From training debutantes and teaching them to dance, to encouraging her 20-year-old daughter to enter the Miss Euroa Showgirl contest, it was her mother’s influence that saw her lining up among other entrants on an October day in 1959.
‘‘I can remember, it was pretty embarrassing having to get up and parade in front of people and be asked questions. Something I had never done, but it turned out beautifully,’’ Mrs Morrison said.
She was a shocked young woman when she was announced as the winner.
‘‘I was just very delighted that it turned out that way.’’
Working as a comptometrist at Benalla’s Country Roads Board at the time, Mrs Morrison made her way to Melbourne to compete alongside other winners across the state.
‘‘I was probably more nervous down there than ever in my life before, even on my wedding day I don’t think I was that nervous,’’ she said.
‘‘I’d never really been away from home.

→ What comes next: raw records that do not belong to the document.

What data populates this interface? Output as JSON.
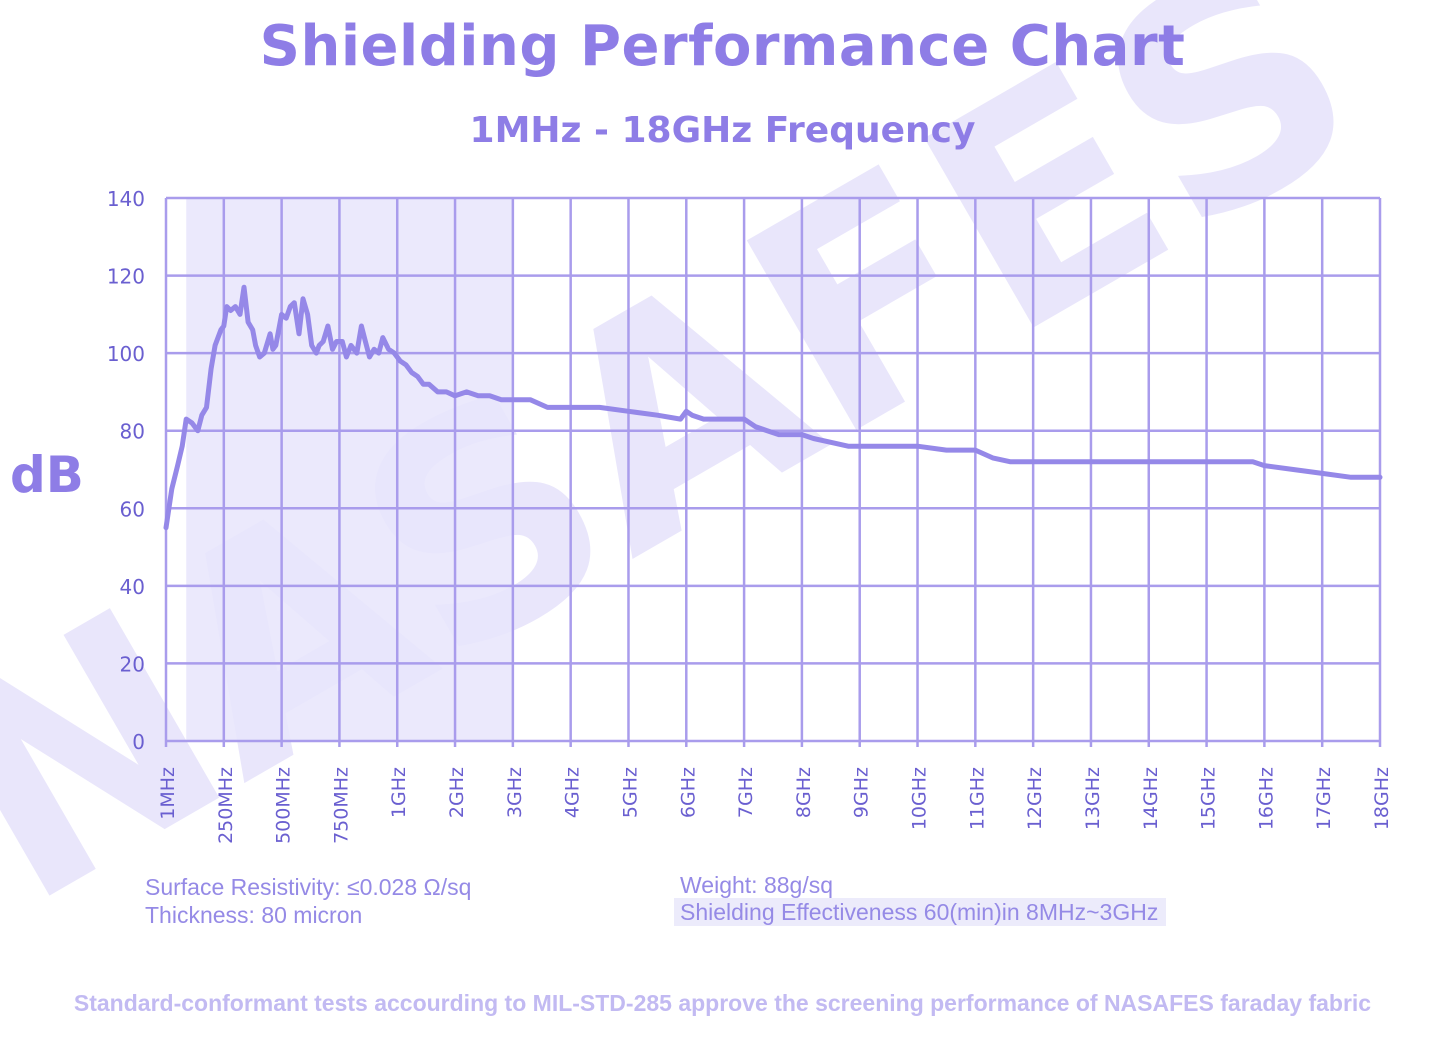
{
  "header": {
    "title": "Shielding Performance Chart",
    "subtitle": "1MHz - 18GHz Frequency",
    "y_axis_label": "dB"
  },
  "watermark": {
    "text": "NASAFES"
  },
  "specs": {
    "surface_resistivity": "Surface Resistivity: ≤0.028 Ω/sq",
    "thickness": "Thickness: 80 micron",
    "weight": "Weight: 88g/sq",
    "shielding_effectiveness": "Shielding Effectiveness 60(min)in 8MHz~3GHz"
  },
  "footer": {
    "note": "Standard-conformant tests accourding to MIL-STD-285 approve the screening performance of NASAFES faraday fabric"
  },
  "colors": {
    "line": "#9588e8",
    "grid": "#a99cec",
    "shade": "#e8e5fb",
    "tick_text": "#6a5fd0",
    "watermark": "#e9e6fb"
  },
  "chart_data": {
    "type": "line",
    "title": "Shielding Performance Chart",
    "subtitle": "1MHz - 18GHz Frequency",
    "ylabel": "dB",
    "xlabel": "",
    "ylim": [
      0,
      140
    ],
    "yticks": [
      0,
      20,
      40,
      60,
      80,
      100,
      120,
      140
    ],
    "xlim": [
      0,
      21
    ],
    "xtick_labels": [
      "1MHz",
      "250MHz",
      "500MHz",
      "750MHz",
      "1GHz",
      "2GHz",
      "3GHz",
      "4GHz",
      "5GHz",
      "6GHz",
      "7GHz",
      "8GHz",
      "9GHz",
      "10GHz",
      "11GHz",
      "12GHz",
      "13GHz",
      "14GHz",
      "15GHz",
      "16GHz",
      "17GHz",
      "18GHz"
    ],
    "shaded_region": [
      0.35,
      6.0
    ],
    "grid": true,
    "series": [
      {
        "name": "Shielding Effectiveness (dB)",
        "x": [
          0,
          0.1,
          0.2,
          0.28,
          0.35,
          0.45,
          0.55,
          0.62,
          0.7,
          0.78,
          0.85,
          0.95,
          1.0,
          1.05,
          1.12,
          1.2,
          1.28,
          1.35,
          1.42,
          1.5,
          1.55,
          1.62,
          1.7,
          1.8,
          1.85,
          1.9,
          2.0,
          2.08,
          2.15,
          2.22,
          2.3,
          2.37,
          2.45,
          2.52,
          2.6,
          2.65,
          2.72,
          2.8,
          2.88,
          2.95,
          3.05,
          3.12,
          3.2,
          3.3,
          3.38,
          3.45,
          3.52,
          3.6,
          3.68,
          3.75,
          3.85,
          3.95,
          4.05,
          4.15,
          4.25,
          4.35,
          4.45,
          4.55,
          4.7,
          4.85,
          5.0,
          5.2,
          5.4,
          5.6,
          5.8,
          6.0,
          6.3,
          6.6,
          7.0,
          7.2,
          7.5,
          8.0,
          8.5,
          8.9,
          9.0,
          9.1,
          9.3,
          9.5,
          9.7,
          10.0,
          10.2,
          10.4,
          10.6,
          10.9,
          11.0,
          11.2,
          11.5,
          11.8,
          12.0,
          12.5,
          13.0,
          13.5,
          14.0,
          14.3,
          14.6,
          15.0,
          16.0,
          17.0,
          18.0,
          18.5,
          18.8,
          19.0,
          19.5,
          20.0,
          20.5,
          21.0
        ],
        "y": [
          55,
          65,
          71,
          76,
          83,
          82,
          80,
          84,
          86,
          96,
          102,
          106,
          107,
          112,
          111,
          112,
          110,
          117,
          108,
          106,
          102,
          99,
          100,
          105,
          101,
          102,
          110,
          109,
          112,
          113,
          105,
          114,
          110,
          102,
          100,
          102,
          103,
          107,
          101,
          103,
          103,
          99,
          102,
          100,
          107,
          103,
          99,
          101,
          100,
          104,
          101,
          100,
          98,
          97,
          95,
          94,
          92,
          92,
          90,
          90,
          89,
          90,
          89,
          89,
          88,
          88,
          88,
          86,
          86,
          86,
          86,
          85,
          84,
          83,
          85,
          84,
          83,
          83,
          83,
          83,
          81,
          80,
          79,
          79,
          79,
          78,
          77,
          76,
          76,
          76,
          76,
          75,
          75,
          73,
          72,
          72,
          72,
          72,
          72,
          72,
          72,
          71,
          70,
          69,
          68,
          68
        ]
      }
    ]
  }
}
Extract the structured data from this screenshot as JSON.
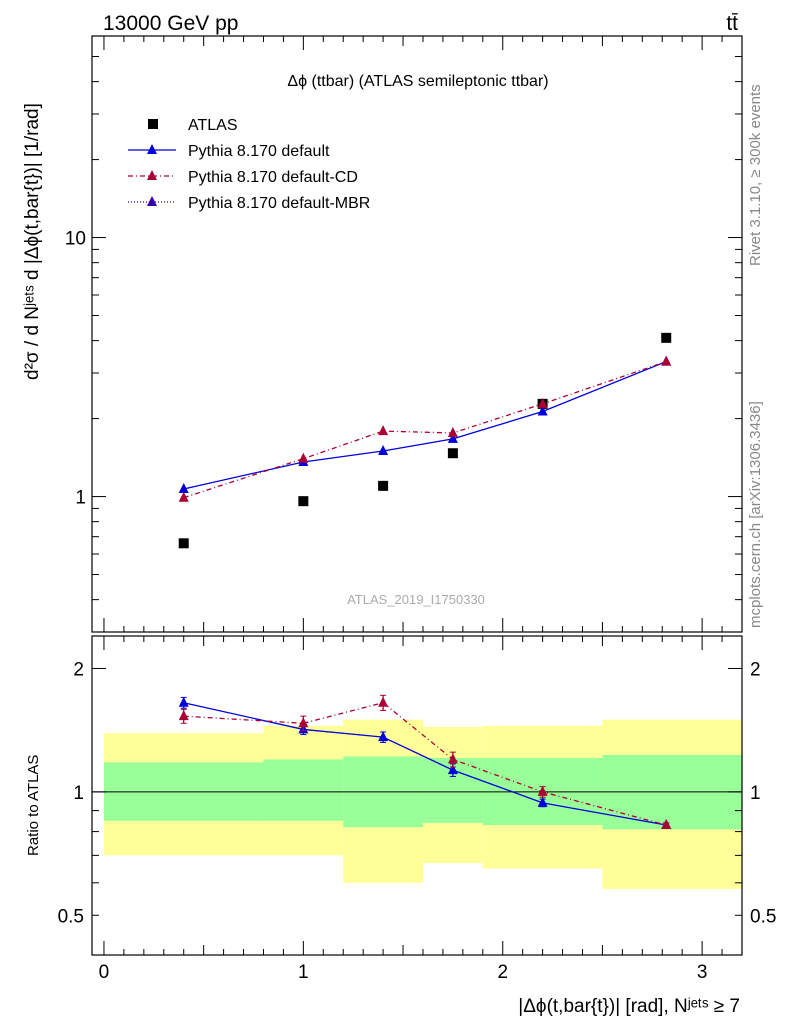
{
  "header": {
    "energy": "13000 GeV pp",
    "process": "tt̄"
  },
  "side_labels": {
    "rivet": "Rivet 3.1.10, ≥ 300k events",
    "mcplots": "mcplots.cern.ch [arXiv:1306.3436]"
  },
  "chart_data": [
    {
      "type": "scatter",
      "title": "Δϕ (ttbar) (ATLAS semileptonic ttbar)",
      "watermark": "ATLAS_2019_I1750330",
      "ylabel": "d²σ / d Nʲᵉᵗˢ d |Δϕ(t,bar{t})| [1/rad]",
      "yscale": "log",
      "ylim": [
        0.3,
        60
      ],
      "xlim": [
        -0.06,
        3.2
      ],
      "yticks": [
        1,
        10
      ],
      "ytick_labels": [
        "1",
        "10"
      ],
      "legend_position": "top-left",
      "series": [
        {
          "name": "ATLAS",
          "color": "#000000",
          "marker": "square",
          "x": [
            0.4,
            1.0,
            1.4,
            1.75,
            2.2,
            2.82
          ],
          "y": [
            0.66,
            0.96,
            1.1,
            1.47,
            2.28,
            4.1
          ]
        },
        {
          "name": "Pythia 8.170 default",
          "color": "#0000dd",
          "marker": "triangle",
          "line": "solid",
          "x": [
            0.4,
            1.0,
            1.4,
            1.75,
            2.2,
            2.82
          ],
          "y": [
            1.07,
            1.36,
            1.5,
            1.67,
            2.13,
            3.32
          ]
        },
        {
          "name": "Pythia 8.170 default-CD",
          "color": "#aa0033",
          "marker": "triangle",
          "line": "dashdot",
          "x": [
            0.4,
            1.0,
            1.4,
            1.75,
            2.2,
            2.82
          ],
          "y": [
            0.99,
            1.4,
            1.79,
            1.76,
            2.28,
            3.32
          ]
        },
        {
          "name": "Pythia 8.170 default-MBR",
          "color": "#3300aa",
          "marker": "triangle",
          "line": "dotted",
          "x": [],
          "y": []
        }
      ]
    },
    {
      "type": "line",
      "xlabel": "|Δϕ(t,bar{t})| [rad], Nʲᵉᵗˢ ≥ 7",
      "ylabel": "Ratio to ATLAS",
      "yscale": "log",
      "ylim": [
        0.4,
        2.4
      ],
      "xlim": [
        -0.06,
        3.2
      ],
      "xticks": [
        0,
        1,
        2,
        3
      ],
      "xtick_labels": [
        "0",
        "1",
        "2",
        "3"
      ],
      "yticks": [
        0.5,
        1,
        2
      ],
      "ytick_labels": [
        "0.5",
        "1",
        "2"
      ],
      "bands": [
        {
          "x0": 0.0,
          "x1": 0.8,
          "inner": [
            0.85,
            1.18
          ],
          "outer": [
            0.7,
            1.39
          ]
        },
        {
          "x0": 0.8,
          "x1": 1.2,
          "inner": [
            0.85,
            1.2
          ],
          "outer": [
            0.7,
            1.45
          ]
        },
        {
          "x0": 1.2,
          "x1": 1.6,
          "inner": [
            0.82,
            1.22
          ],
          "outer": [
            0.6,
            1.5
          ]
        },
        {
          "x0": 1.6,
          "x1": 1.9,
          "inner": [
            0.84,
            1.21
          ],
          "outer": [
            0.67,
            1.44
          ]
        },
        {
          "x0": 1.9,
          "x1": 2.5,
          "inner": [
            0.83,
            1.21
          ],
          "outer": [
            0.65,
            1.45
          ]
        },
        {
          "x0": 2.5,
          "x1": 3.2,
          "inner": [
            0.81,
            1.23
          ],
          "outer": [
            0.58,
            1.5
          ]
        }
      ],
      "series": [
        {
          "name": "Pythia 8.170 default",
          "color": "#0000dd",
          "line": "solid",
          "x": [
            0.4,
            1.0,
            1.4,
            1.75,
            2.2,
            2.82
          ],
          "y": [
            1.65,
            1.42,
            1.36,
            1.13,
            0.94,
            0.83
          ],
          "err": [
            0.05,
            0.04,
            0.04,
            0.04,
            0.02,
            0.01
          ]
        },
        {
          "name": "Pythia 8.170 default-CD",
          "color": "#aa0033",
          "line": "dashdot",
          "x": [
            0.4,
            1.0,
            1.4,
            1.75,
            2.2,
            2.82
          ],
          "y": [
            1.53,
            1.47,
            1.65,
            1.2,
            1.0,
            0.83
          ],
          "err": [
            0.06,
            0.06,
            0.07,
            0.05,
            0.03,
            0.01
          ]
        }
      ]
    }
  ]
}
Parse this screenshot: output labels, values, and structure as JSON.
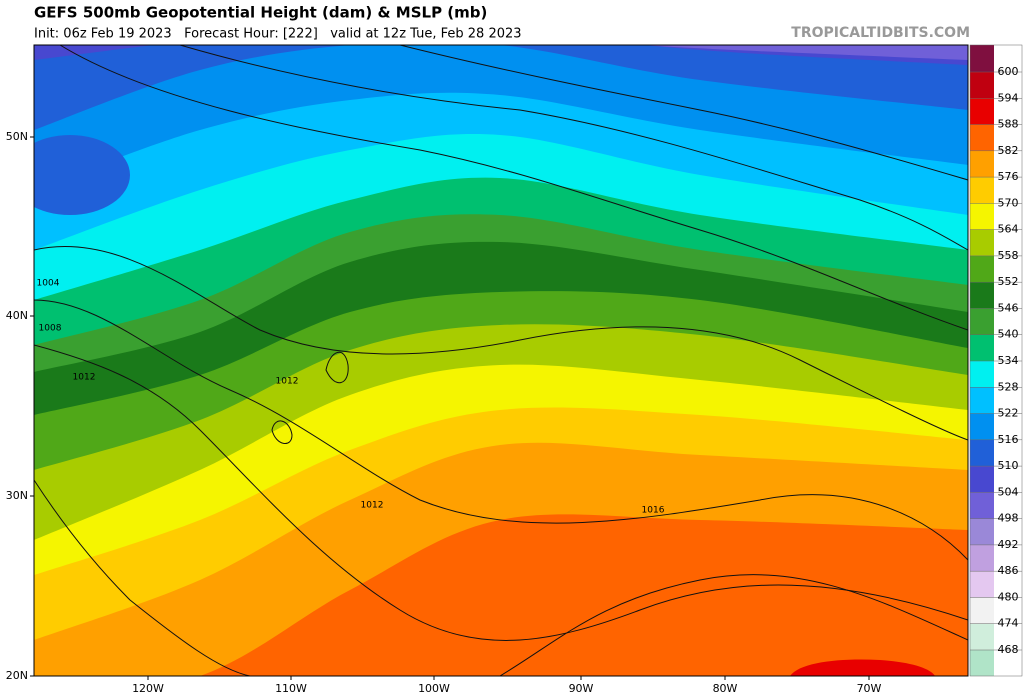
{
  "header": {
    "title": "GEFS 500mb Geopotential Height (dam) & MSLP (mb)",
    "subtitle": "Init: 06z Feb 19 2023   Forecast Hour: [222]   valid at 12z Tue, Feb 28 2023",
    "watermark": "TROPICALTIDBITS.COM"
  },
  "map": {
    "latitude_labels": [
      "50N",
      "40N",
      "30N",
      "20N"
    ],
    "longitude_labels": [
      "120W",
      "110W",
      "100W",
      "90W",
      "80W",
      "70W"
    ],
    "contour_labels": [
      "1004",
      "1008",
      "1012",
      "1012",
      "1012",
      "1016"
    ]
  },
  "colorbar": {
    "levels": [
      600,
      594,
      588,
      582,
      576,
      570,
      564,
      558,
      552,
      546,
      540,
      534,
      528,
      522,
      516,
      510,
      504,
      498,
      492,
      486,
      480,
      474,
      468
    ],
    "colors": [
      "#7f0f3f",
      "#c00010",
      "#e80000",
      "#ff6400",
      "#ffa000",
      "#ffcc00",
      "#f5f500",
      "#a8cc00",
      "#50a818",
      "#1a7a1a",
      "#3aa030",
      "#00c070",
      "#00f0f0",
      "#00c0ff",
      "#0090f0",
      "#2060d8",
      "#4848d0",
      "#7060d8",
      "#9a88d8",
      "#c0a0e0",
      "#e4c8f0",
      "#f2f2f2",
      "#d0eedc",
      "#b0e4c8"
    ]
  }
}
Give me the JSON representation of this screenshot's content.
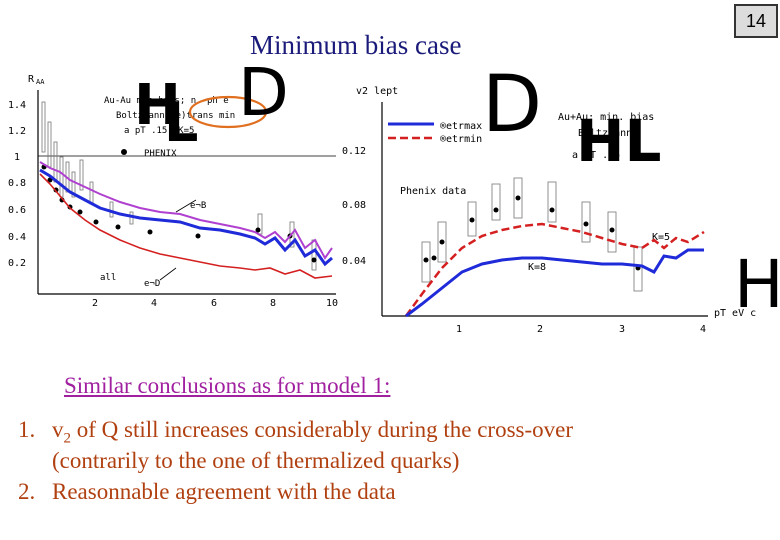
{
  "slide": {
    "page_number": "14",
    "title": "Minimum bias case",
    "conclusion_heading": "Similar conclusions as for model 1:",
    "items": [
      {
        "num": "1.",
        "line1_pre": "v",
        "line1_sub": "2",
        "line1_post": " of Q still increases considerably during the cross-over",
        "line2": "(contrarily to the one of thermalized quarks)"
      },
      {
        "num": "2.",
        "line1": "Reasonnable agreement with the data"
      }
    ]
  },
  "left_plot": {
    "ylabel": "R",
    "ylabel_sub": "AA",
    "legend_lines": [
      "Au-Au min bias; n.-ph e",
      "Boltzmann (e)trans min",
      "a pT  .15, K=5"
    ],
    "phenix_label": "PHENIX",
    "annot_eB": "e¬B",
    "annot_all": "all",
    "annot_eD": "e¬D",
    "yticks": [
      "1.4",
      "1.2",
      "1",
      "0.8",
      "0.6",
      "0.4",
      "0.2"
    ],
    "xticks": [
      "2",
      "4",
      "6",
      "8",
      "10"
    ]
  },
  "right_plot": {
    "ylabel": "v2 lept",
    "legend": [
      "®etrmax",
      "®etrmin"
    ],
    "annot_phenix": "Phenix data",
    "annot_k5": "K=5",
    "annot_k8": "K=8",
    "info_lines": [
      "Au+Au; min. bias",
      "Boltzmann",
      "a pT  .15"
    ],
    "yticks": [
      "0.12",
      "0.08",
      "0.04"
    ],
    "xticks": [
      "1",
      "2",
      "3",
      "4"
    ],
    "xlabel": "pT  eV  c"
  },
  "glyphs": {
    "left_H": "H",
    "left_L": "L",
    "left_D": "D",
    "right_D": "D",
    "right_HL": "HL",
    "far_H": "H"
  },
  "colors": {
    "title": "#1a1a7a",
    "heading": "#a020a0",
    "list": "#b04010",
    "blue": "#1f2ad8",
    "red": "#d42020",
    "magenta": "#b040d0",
    "circle": "#e07020"
  }
}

It was nerve-racking.
‘‘I met some lovely people, some I still keep in touch with.
‘‘It was a great thing to do, I was very delighted at the end of it all, I was very delighted when it was all over then.’’
After marrying champion shearer Brian in 1961, the couple travelled around Australia, starting in Longreach in Queensland in January and working their way through Australia before ending up in Tasmania just before Christmas.
Several years later the husband and wife started Morrisons of Euroa, creating and manufacturing moleskins and shearing dungarees, employing dozens of workers and continuing to manufacture in Euroa for decades.
Now living in Benalla, Mrs Morrison said she had enjoyed an incredibly fulfilling life, including raising four boys.
‘‘I’ve had a very, very interesting live, I’ve been a shearers’ cook and mother.